齐家主狐疑的望着沈青山,似是在权衡利弊。
后者见对方颇为迟疑,连忙进言:“齐员外,沈某不久前沾染了牢狱之灾,幸得贵府小姐出手相助。
这煤炉的生意,便算是我报答她的援手之恩。不过,当着明人不说暗话。
经此一事,沈家如今的处境,再想卖精煤,也不易做大。故而在下找了这么一个法子,改头换面,重新销售。
齐府家大业大,哪有嫌弃钱财过多的道理?你我两家,合则两利。还请兄台仔细思量。”
齐初一点头赞同,再而询问:“沈老弟,你也够坦诚,此事可以一试。我命人打出模具,做一个样品出来。咱们瞧一瞧效果如何,可否?”
“自无不可。不知何时能够做好?毕竟现在寒冬,正值卖煤的好时节,若是耽误了太久……”
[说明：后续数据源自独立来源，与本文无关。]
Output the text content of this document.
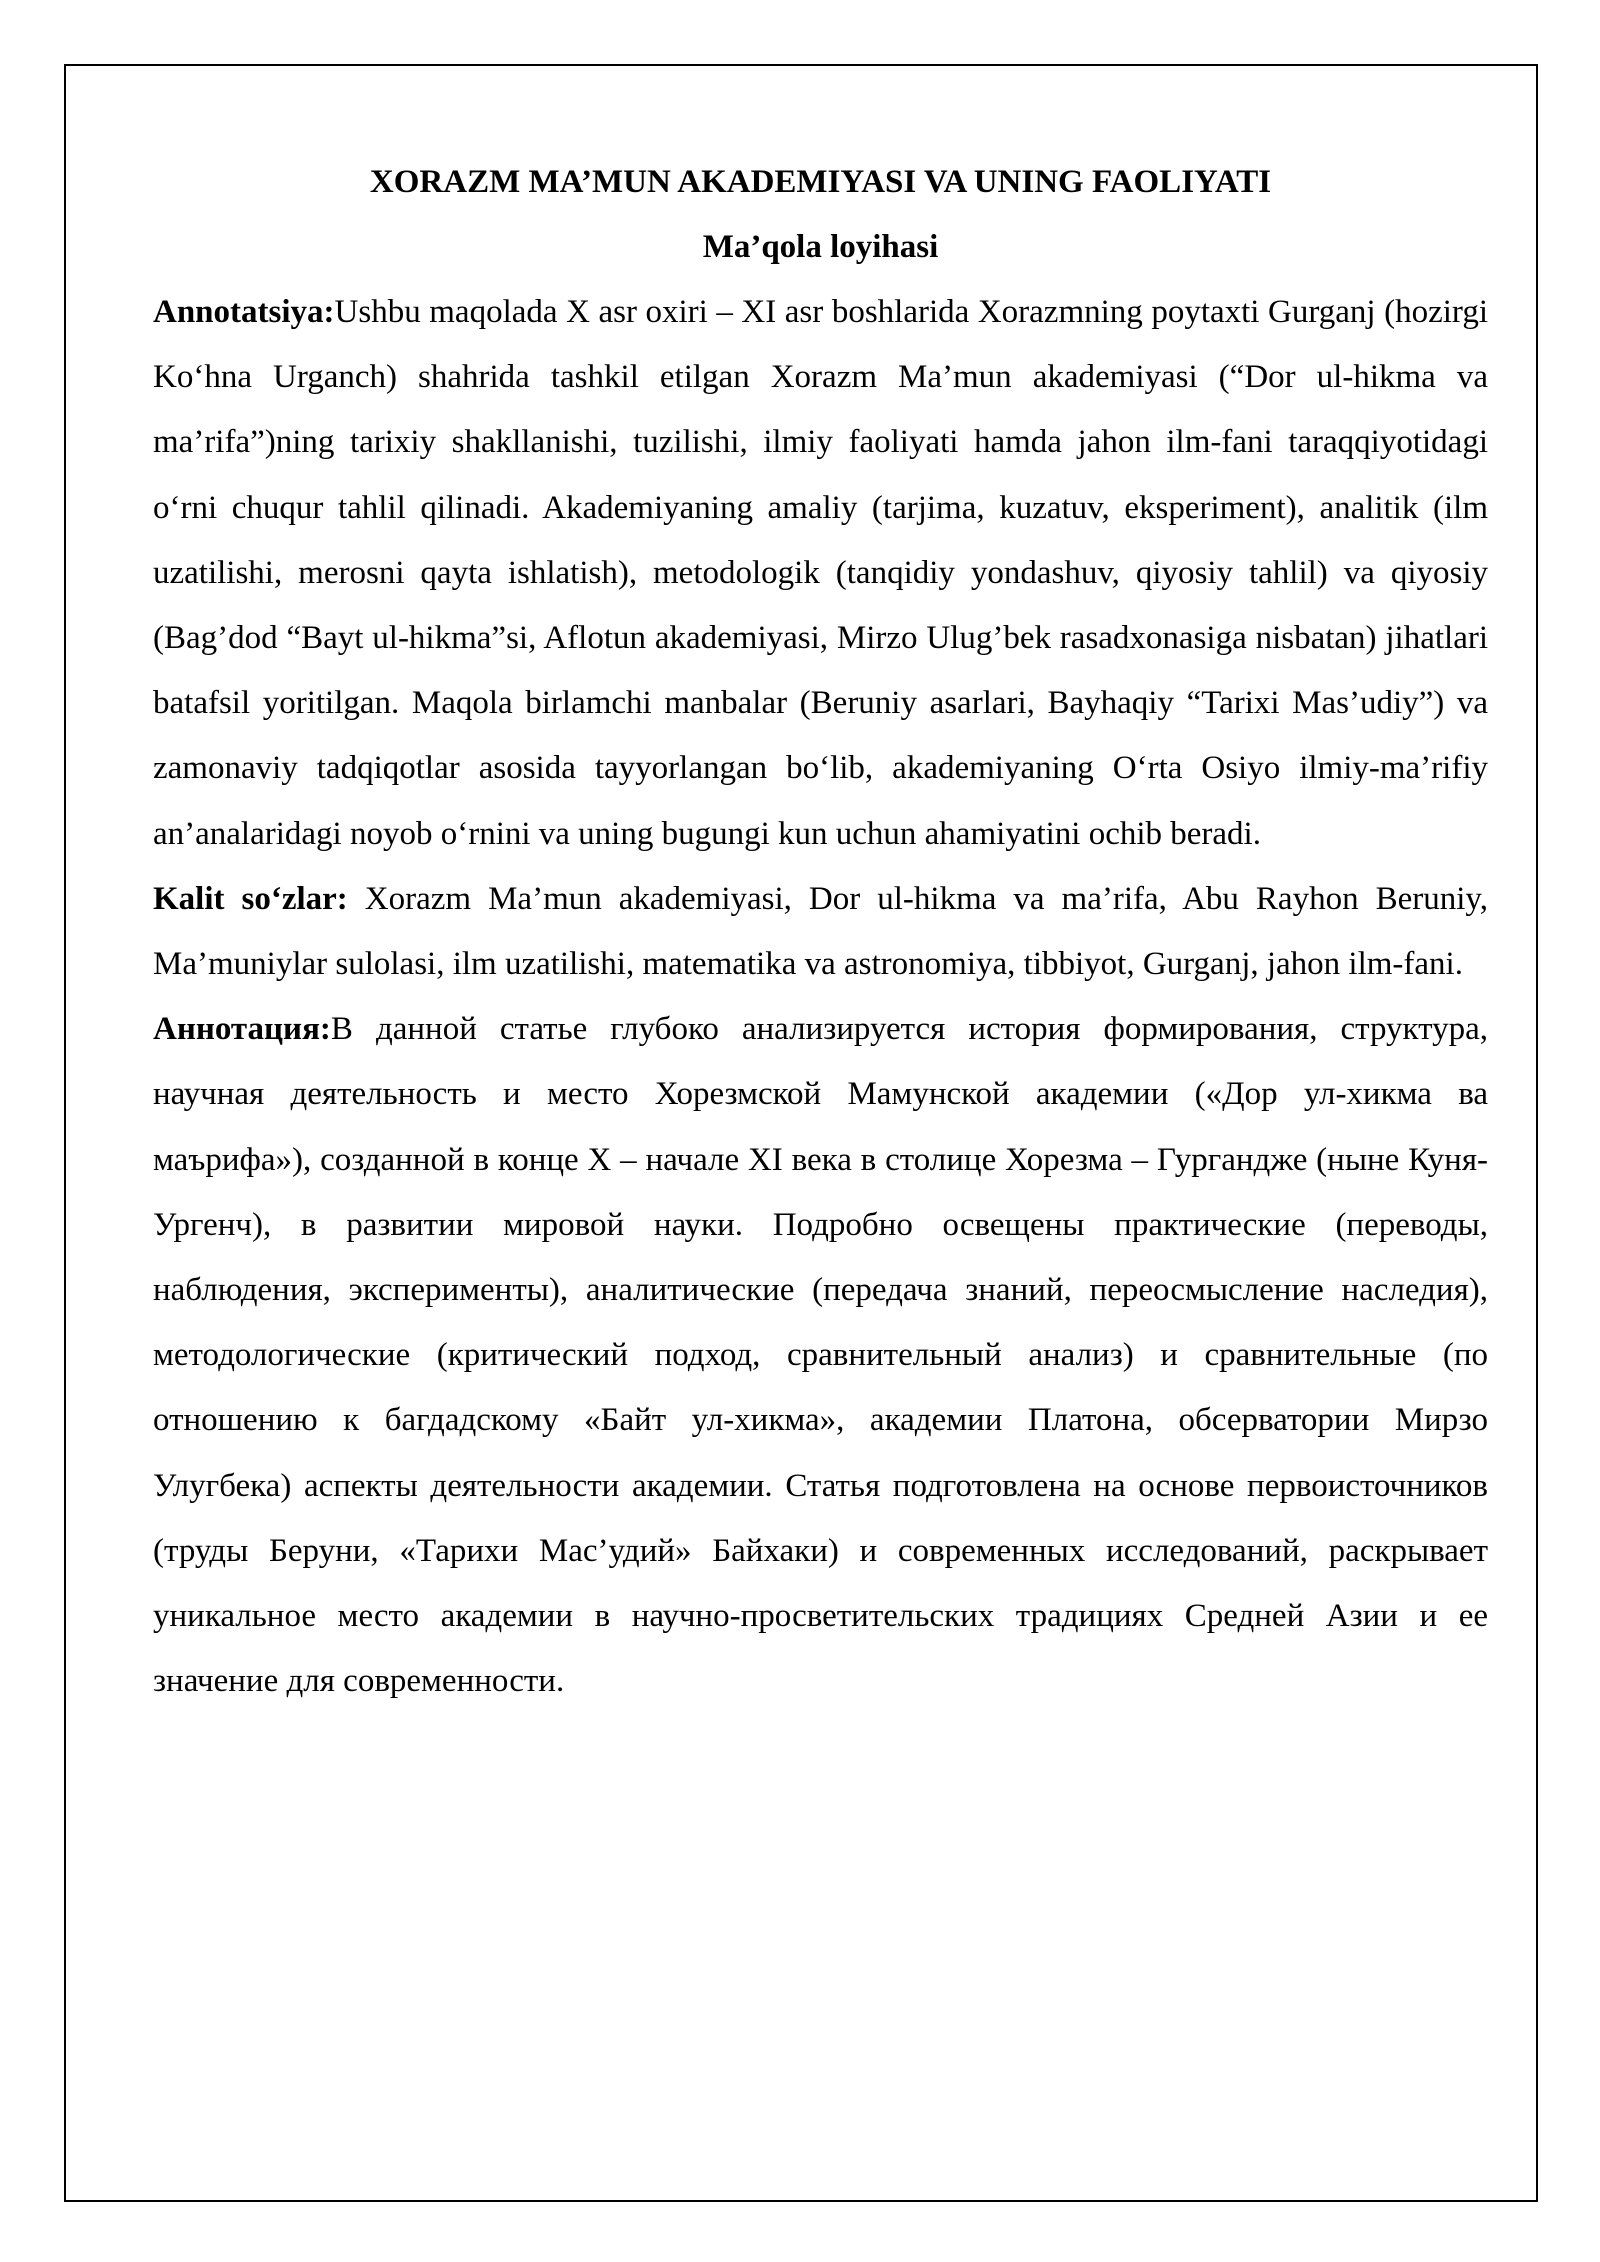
XORAZM MA’MUN AKADEMIYASI VA UNING FAOLIYATI
Ma’qola loyihasi

Annotatsiya:Ushbu maqolada X asr oxiri – XI asr boshlarida Xorazmning poytaxti Gurganj (hozirgi Ko‘hna Urganch) shahrida tashkil etilgan Xorazm Ma’mun akademiyasi (“Dor ul-hikma va ma’rifa”)ning tarixiy shakllanishi, tuzilishi, ilmiy faoliyati hamda jahon ilm-fani taraqqiyotidagi o‘rni chuqur tahlil qilinadi. Akademiyaning amaliy (tarjima, kuzatuv, eksperiment), analitik (ilm uzatilishi, merosni qayta ishlatish), metodologik (tanqidiy yondashuv, qiyosiy tahlil) va qiyosiy (Bag’dod “Bayt ul-hikma”si, Aflotun akademiyasi, Mirzo Ulug’bek rasadxonasiga nisbatan) jihatlari batafsil yoritilgan. Maqola birlamchi manbalar (Beruniy asarlari, Bayhaqiy “Tarixi Mas’udiy”) va zamonaviy tadqiqotlar asosida tayyorlangan bo‘lib, akademiyaning O‘rta Osiyo ilmiy-ma’rifiy an’analaridagi noyob o‘rnini va uning bugungi kun uchun ahamiyatini ochib beradi.

Kalit so‘zlar: Xorazm Ma’mun akademiyasi, Dor ul-hikma va ma’rifa, Abu Rayhon Beruniy, Ma’muniylar sulolasi, ilm uzatilishi, matematika va astronomiya, tibbiyot, Gurganj, jahon ilm-fani.

Аннотация:В данной статье глубоко анализируется история формирования, структура, научная деятельность и место Хорезмской Мамунской академии («Дор ул-хикма ва маърифа»), созданной в конце X – начале XI века в столице Хорезма – Гургандже (ныне Куня-Ургенч), в развитии мировой науки. Подробно освещены практические (переводы, наблюдения, эксперименты), аналитические (передача знаний, переосмысление наследия), методологические (критический подход, сравнительный анализ) и сравнительные (по отношению к багдадскому «Байт ул-хикма», академии Платона, обсерватории Мирзо Улугбека) аспекты деятельности академии. Статья подготовлена на основе первоисточников (труды Беруни, «Тарихи Мас’удий» Байхаки) и современных исследований, раскрывает уникальное место академии в научно-просветительских традициях Средней Азии и ее значение для современности.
齐家主挥手打断:“莫要小瞧了我家的工匠。你要的东西没有任何技术含量。
我马上吩咐下去,明日上午,可出样品。届时,齐某亲自拿去贵府,当面试验。
只要确定可行,我一声令下,全力开工。三天之内,做出一千套,不是难题。”
沈青山闻言,欣然同意。
彼此约定,明日先行试验以后,再行商谈后续事宜。
二人闲聊片刻,沈青山起身告辞。
回城途中,他忍不住寻思:“成了。齐家只要眼见为实,与我所说的情况相符,一定能够帮忙大规模生产。不但一分钱不用付,我还能挣上一大笔银子。”
沈青山打着如意算盘,兴冲冲的归家。
另一边,齐初九正在和自家兄长抱怨:“哥,你不能答应他啊!
那人不是个守信用之人,咱们家一定会上当受骗。我已经吃了大亏,你还不吸取教训吗?”
齐家主不以为然,和颜悦色的言语:“我仔细想了半晌,没有发现任何弊端。
等明日试验过后,若是证实煤炉的方案可行。此种送上门的大生意,为何不做?”
齐小姐跺着脚嗔怒:“哥,你信我,那人真的不值得相交。
你看着吧!我才不信他会那么好心,把如此大的一单买卖,白送给咱家。”
齐家主莫名一笑,柔声宽慰:“傻丫头,他的精煤卖不出去,不改变方式方法,唯有坐吃山空。